Some love needed here:
Brew or MacPorts
Get your FOSS *nix utilities, apps and tools here. Both have binaries available but the latter prefers to build from source and is integrated in a more Unix/POSIX way. I love both, but I tend to end up back at Brew (despite its flaws) more often than not.
GPG Suite
Paid. Integrates into Mail and has a separate keychain for all your GPG/PGP keys. Allows transparent signing and encryption of all email, fully customisable, full key management (local and remote). Paid, but worth it if you don't want to wrestle with Thunderbird - the new integrated key management of which is a bit iffy.
Keka
FOSS. Archive manager for macOS. Does what it says on the tin. Download from the site for free, as the Store version is paid (as a form of donationware).
Maccy
FOSS. Excellent, light and very reliable clipboard manager for macOS. Perfect integration, immediate responsiveness from keyboard shortcut or menu bar, very customisable. Indispensable.
Murus
Paid. Excellent GUI for the native/built-in pf firewall. Makes setting up networks, rules and so on a breeze. Option for a menulet to show blocked connections, pf logs etc. Practically invisible, resource wise, as it's using the built in firewall and once the GUI is closed you're using no extra CPU or memory. It basically configures the native /etc/pf.conf config file and then exits. Superb bit of kit, especially on a laptop roaming across WiFi networks. The screenshots on the website are the old version - the newest version is much more modern, nicer and easier to use.

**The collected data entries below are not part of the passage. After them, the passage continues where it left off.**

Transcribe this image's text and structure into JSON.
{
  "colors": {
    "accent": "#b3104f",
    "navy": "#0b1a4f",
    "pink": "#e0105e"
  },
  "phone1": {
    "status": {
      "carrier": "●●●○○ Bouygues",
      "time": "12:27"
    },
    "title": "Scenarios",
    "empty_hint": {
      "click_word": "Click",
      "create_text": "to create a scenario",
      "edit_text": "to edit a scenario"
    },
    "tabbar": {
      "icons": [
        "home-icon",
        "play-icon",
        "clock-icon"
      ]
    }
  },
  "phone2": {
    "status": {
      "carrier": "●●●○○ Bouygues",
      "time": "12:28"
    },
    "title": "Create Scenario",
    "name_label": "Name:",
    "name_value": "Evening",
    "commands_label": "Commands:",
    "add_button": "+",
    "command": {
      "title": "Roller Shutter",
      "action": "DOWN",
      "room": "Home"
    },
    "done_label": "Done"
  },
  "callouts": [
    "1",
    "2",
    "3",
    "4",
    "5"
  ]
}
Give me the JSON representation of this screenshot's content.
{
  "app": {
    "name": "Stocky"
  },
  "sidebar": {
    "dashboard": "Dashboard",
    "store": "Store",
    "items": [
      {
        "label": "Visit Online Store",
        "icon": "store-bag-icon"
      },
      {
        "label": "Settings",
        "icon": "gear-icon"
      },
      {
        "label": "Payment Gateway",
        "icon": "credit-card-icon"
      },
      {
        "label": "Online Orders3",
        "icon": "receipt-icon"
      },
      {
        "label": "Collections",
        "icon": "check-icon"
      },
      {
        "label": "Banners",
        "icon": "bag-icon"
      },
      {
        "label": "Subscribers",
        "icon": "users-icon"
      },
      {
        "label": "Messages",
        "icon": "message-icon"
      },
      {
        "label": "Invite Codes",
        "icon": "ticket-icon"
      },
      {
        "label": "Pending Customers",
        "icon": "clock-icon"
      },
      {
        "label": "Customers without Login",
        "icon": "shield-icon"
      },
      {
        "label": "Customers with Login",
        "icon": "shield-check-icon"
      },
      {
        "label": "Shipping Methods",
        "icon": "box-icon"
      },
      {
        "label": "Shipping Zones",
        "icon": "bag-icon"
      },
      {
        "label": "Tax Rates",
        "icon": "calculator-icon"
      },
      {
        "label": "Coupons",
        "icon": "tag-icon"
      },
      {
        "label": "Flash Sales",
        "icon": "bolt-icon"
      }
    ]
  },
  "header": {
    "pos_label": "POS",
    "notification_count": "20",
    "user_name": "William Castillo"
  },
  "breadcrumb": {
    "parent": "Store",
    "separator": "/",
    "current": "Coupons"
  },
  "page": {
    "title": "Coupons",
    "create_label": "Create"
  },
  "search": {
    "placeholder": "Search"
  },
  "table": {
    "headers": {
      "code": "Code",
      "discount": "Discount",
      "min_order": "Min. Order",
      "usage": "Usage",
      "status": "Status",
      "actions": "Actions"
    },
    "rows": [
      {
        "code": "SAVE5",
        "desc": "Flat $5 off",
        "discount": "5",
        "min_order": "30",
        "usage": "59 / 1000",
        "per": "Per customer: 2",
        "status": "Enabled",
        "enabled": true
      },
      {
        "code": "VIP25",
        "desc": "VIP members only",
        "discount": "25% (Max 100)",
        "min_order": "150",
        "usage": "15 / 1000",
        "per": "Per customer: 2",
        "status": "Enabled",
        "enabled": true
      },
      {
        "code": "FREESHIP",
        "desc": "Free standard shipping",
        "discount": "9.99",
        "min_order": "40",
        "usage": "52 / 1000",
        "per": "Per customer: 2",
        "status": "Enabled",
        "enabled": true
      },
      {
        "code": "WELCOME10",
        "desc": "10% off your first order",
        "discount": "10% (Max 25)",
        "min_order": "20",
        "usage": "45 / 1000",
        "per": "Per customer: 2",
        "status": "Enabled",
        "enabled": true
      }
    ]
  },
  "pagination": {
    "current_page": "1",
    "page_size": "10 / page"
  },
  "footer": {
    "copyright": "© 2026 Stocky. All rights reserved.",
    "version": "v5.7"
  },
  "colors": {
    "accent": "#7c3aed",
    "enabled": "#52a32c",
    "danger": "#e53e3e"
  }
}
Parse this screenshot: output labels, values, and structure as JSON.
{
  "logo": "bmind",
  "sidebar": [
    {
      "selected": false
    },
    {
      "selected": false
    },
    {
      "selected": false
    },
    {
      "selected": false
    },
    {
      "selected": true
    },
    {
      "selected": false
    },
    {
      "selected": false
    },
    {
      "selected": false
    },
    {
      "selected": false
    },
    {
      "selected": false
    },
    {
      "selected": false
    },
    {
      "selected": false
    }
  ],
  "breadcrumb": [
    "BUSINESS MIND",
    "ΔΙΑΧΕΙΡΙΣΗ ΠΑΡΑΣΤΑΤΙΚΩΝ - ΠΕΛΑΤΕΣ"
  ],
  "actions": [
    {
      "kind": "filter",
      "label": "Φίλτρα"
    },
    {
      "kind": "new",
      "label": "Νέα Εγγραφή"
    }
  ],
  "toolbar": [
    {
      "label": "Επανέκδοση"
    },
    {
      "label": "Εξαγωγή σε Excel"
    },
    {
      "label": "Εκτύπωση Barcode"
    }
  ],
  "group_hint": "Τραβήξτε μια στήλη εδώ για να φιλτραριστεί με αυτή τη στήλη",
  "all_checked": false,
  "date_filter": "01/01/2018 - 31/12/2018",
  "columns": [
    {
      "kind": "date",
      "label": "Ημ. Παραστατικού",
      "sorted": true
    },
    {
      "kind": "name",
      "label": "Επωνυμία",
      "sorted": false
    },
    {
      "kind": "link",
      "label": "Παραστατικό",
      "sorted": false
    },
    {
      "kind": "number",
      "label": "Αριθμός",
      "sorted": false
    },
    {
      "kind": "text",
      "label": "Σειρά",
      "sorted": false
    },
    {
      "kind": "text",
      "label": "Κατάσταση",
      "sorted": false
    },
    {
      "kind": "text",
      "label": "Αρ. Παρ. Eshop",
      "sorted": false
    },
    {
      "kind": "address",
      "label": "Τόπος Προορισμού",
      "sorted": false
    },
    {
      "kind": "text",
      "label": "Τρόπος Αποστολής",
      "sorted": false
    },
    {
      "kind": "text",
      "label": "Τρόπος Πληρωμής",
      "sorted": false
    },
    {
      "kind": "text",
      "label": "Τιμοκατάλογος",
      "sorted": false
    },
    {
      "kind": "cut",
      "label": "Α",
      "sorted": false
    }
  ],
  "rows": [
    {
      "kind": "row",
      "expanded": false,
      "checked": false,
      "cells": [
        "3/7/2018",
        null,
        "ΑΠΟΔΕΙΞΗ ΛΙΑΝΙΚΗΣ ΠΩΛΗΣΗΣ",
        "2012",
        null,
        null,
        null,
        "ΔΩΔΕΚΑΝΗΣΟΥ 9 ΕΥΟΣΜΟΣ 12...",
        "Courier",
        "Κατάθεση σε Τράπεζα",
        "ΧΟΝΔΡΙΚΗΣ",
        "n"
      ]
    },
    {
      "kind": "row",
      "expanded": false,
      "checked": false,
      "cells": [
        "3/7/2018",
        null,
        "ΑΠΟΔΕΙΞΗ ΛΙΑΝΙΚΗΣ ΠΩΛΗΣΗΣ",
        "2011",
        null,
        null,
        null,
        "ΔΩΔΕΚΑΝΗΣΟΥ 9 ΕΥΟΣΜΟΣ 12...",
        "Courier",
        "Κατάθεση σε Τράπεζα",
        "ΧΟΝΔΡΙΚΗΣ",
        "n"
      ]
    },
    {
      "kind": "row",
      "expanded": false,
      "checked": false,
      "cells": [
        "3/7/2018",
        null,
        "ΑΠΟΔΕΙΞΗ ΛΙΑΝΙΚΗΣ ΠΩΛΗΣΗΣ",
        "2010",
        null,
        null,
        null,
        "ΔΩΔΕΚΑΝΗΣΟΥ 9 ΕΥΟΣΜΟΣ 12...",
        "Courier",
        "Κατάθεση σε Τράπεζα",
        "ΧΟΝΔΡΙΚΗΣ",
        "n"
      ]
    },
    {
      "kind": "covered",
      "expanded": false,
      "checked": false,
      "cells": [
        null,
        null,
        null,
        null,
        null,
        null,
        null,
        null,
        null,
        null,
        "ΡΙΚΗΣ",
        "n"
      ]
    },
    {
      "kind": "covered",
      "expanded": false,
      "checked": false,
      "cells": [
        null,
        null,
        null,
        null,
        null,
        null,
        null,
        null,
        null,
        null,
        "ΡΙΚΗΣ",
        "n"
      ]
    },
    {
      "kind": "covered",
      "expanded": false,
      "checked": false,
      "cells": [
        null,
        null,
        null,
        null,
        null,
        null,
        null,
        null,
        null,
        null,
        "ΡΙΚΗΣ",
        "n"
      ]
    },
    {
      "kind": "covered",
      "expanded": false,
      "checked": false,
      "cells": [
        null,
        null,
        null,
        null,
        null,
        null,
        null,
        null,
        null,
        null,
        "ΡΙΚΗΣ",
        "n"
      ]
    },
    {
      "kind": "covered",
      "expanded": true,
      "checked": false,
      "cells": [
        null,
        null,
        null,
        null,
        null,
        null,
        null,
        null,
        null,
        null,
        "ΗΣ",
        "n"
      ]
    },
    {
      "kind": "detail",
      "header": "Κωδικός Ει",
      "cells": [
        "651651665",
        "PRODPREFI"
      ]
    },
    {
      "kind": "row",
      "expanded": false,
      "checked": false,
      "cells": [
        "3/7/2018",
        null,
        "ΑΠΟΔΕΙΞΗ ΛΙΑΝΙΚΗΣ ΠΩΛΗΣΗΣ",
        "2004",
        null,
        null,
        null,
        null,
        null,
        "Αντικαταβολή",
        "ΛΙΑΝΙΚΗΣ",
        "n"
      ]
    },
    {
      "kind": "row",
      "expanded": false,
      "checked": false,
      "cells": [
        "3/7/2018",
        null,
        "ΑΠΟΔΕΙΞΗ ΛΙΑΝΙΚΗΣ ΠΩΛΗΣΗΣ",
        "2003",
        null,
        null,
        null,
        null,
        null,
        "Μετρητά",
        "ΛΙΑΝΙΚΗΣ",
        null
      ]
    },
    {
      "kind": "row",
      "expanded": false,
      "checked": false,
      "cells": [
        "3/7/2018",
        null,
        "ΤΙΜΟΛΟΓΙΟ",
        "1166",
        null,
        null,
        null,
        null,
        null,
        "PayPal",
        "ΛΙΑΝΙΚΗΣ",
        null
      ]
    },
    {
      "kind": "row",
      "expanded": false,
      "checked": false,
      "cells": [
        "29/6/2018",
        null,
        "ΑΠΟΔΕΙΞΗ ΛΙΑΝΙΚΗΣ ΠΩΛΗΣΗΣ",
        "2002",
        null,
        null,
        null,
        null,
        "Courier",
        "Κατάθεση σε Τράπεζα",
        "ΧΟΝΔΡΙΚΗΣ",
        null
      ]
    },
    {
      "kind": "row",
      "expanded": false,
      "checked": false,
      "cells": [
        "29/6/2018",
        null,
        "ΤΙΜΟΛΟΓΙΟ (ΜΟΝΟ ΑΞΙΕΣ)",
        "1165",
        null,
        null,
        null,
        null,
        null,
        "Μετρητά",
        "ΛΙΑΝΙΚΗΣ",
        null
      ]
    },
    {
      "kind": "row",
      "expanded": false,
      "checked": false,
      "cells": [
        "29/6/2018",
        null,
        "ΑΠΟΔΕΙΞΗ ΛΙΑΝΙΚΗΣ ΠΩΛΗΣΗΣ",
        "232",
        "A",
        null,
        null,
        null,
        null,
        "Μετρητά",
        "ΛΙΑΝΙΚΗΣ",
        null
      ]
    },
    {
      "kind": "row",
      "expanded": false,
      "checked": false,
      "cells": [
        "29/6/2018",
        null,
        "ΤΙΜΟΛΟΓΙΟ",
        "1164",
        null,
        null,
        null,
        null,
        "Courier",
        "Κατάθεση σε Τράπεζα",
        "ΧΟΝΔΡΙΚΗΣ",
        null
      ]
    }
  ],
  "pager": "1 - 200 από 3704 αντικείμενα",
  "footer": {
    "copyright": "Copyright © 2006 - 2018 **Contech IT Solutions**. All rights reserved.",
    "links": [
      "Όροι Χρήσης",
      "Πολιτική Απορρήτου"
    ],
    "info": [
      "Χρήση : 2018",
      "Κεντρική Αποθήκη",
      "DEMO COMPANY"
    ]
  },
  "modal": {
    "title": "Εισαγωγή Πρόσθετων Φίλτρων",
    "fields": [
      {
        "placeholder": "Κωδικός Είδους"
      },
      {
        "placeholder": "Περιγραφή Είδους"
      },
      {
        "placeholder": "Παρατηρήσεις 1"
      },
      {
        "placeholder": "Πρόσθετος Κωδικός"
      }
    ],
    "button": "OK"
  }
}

If you don't need a full on managed firewall or aren't confident in setting it up, then the sibling app
Scudo is more point and click - think Little Snitch but based on built in BSD/macOS tools. It's also a bit cheaper than Murus.
Sublime Text
Paid, but the 'trial' is unlimited (time and features) for unregistered devices. Pop up 'nag' screen every 100 saves (or something, I basically never see it). Fantastic text editor, full code style recognition (eg shell, js, yaml) and autocompletion. Very light and powerful - I've been using it for years and still don't use 10% of its feature set. I wish I could ditch TextEditor for this natively.
iStat Menus
Paid. System monitor for macOS. Fully and extensively customisable as a standalone app, menulet and notification centre widget. It lists all metrics (CPU, memory, hard disks, power/battery, networking, etc) with a list of graphs, hovering over each of which pops out lists of all associated stats. Very detailed, easy to read, lightweight. Been using it for years and find it indispensable.
Iterm2
FOSS. Fully featured and extensible terminal app that blows the native Terminal out of the water. Graphically accelerated, themable, does everything you'd want and more (including tmux, split screen, programmable outputs and more).
Rclone
FOSS. Remote file management and sync using an improved rsync. Multi-threaded, command line, GUI or web interface. Capable of mounting remote filesystems (eg Amazon AWS, Google Drive, OneDrive, PCloud) locally, and further able to create and mount encrypted volumes (AES256) within them for transparent end-to-end encryption regardless of your storage provider's abilities. Makes cloud storage safe. Fast and light. Cross-platform.
Following on from Rclone, and needing to be installed alongside it for it to function:
macFUSE
FOSS. File system utilities for non-natively supported filesystems like EXT* and NTFS. Accompanied by sshfs to mount locally a remote filesystem over SSH.